Vacation rental firm sues San Francisco over law
SAN FRANCISCO (AP) — A vacation-home rental website has sued San Francisco, claiming a new law making it legal for residents to rent out their homes online for short periods unfairly gives rivals such as Airbnb an advantage.
The lawsuit filed Monday by HomeAway says the law stymies competition and discriminates against both vacation hosts by requiring them to be city residents and vacation-website companies by mandating they collect the city’s 14 percent hotel taxes, The San Francisco Chronicle reported (http://bit.ly/1pmAFR3 ).
San Francisco-based Airbnb started paying taxes after the Board of Supervisors passed the law in October, the newspaper reported. Mayor Ed Lee signed the legislation last week.
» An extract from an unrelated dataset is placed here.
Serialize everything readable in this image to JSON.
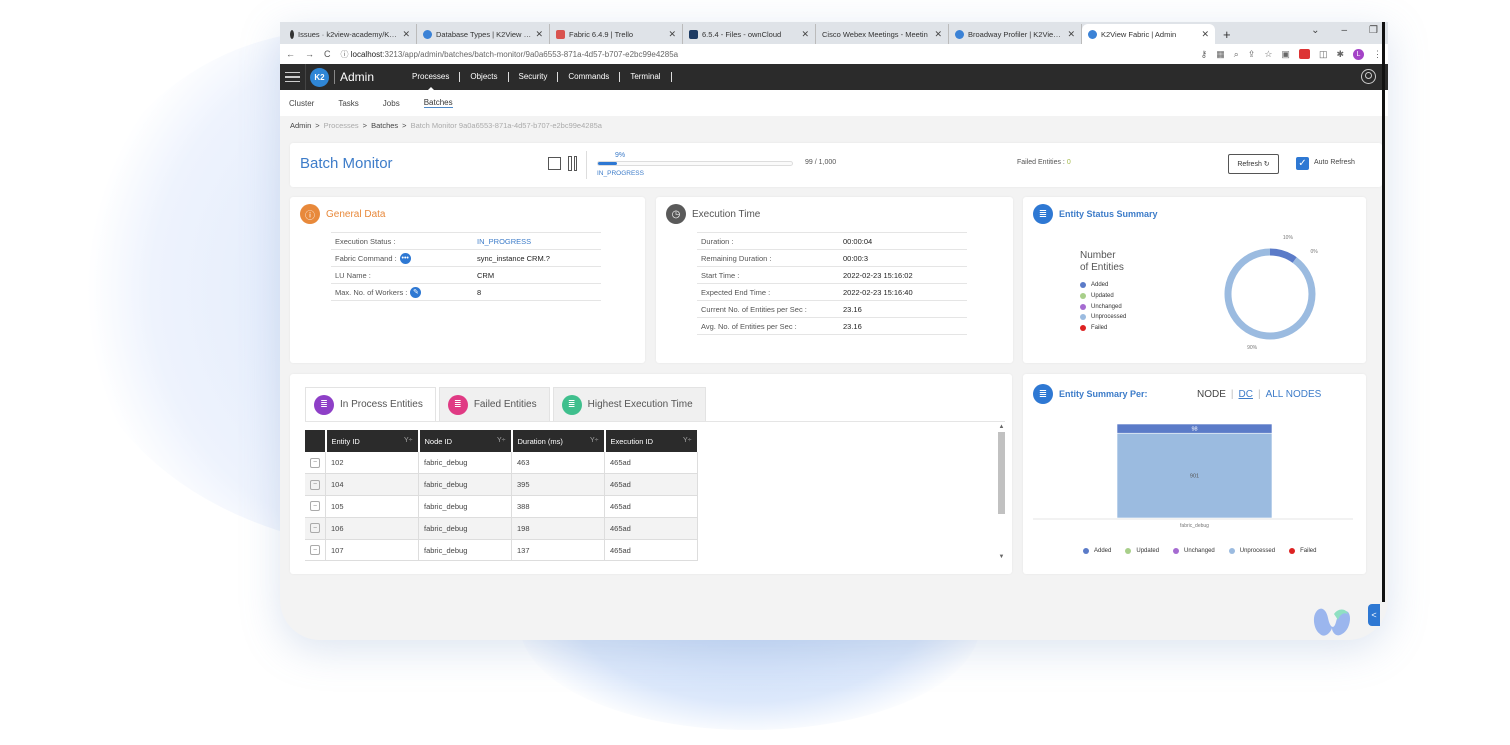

But HomeAway works as a classified-listing service while Airbnb acts as a middleman. The company says it isn’t able to collect the hotel tax or know when homes are rented, according to the Chronicle.
Austin, Texas-based HomeAway is seeking an injunction to stop the city from enforcing the law before it goes into effect on Feb. 1, 2015.
Short-term rentals are illegal in San Francisco, but the city only loosely enforces the law.
City Attorney Dennis Herrera said he will fight the suit.
“I intend to vigorously defend a law that offers San Francisco residents reasonable flexibility to rent their homes on an occasional basis,” he said in the statement. “San Francisco is well within its authority to ensure that scarce housing resources are used primarily for housing.”
HomeAway co-founder Carl Shepherd said in a statement that the law “stifles opportunity” for other vacation-rental companies.
“In its apparently single-minded goal to ‘legalize Airbnb,’ we claim the supervisors ignored the benefits of responsibly regulating a well-established industry, and embraced an unconstitutional and unenforceable regulation,” Shepherd said.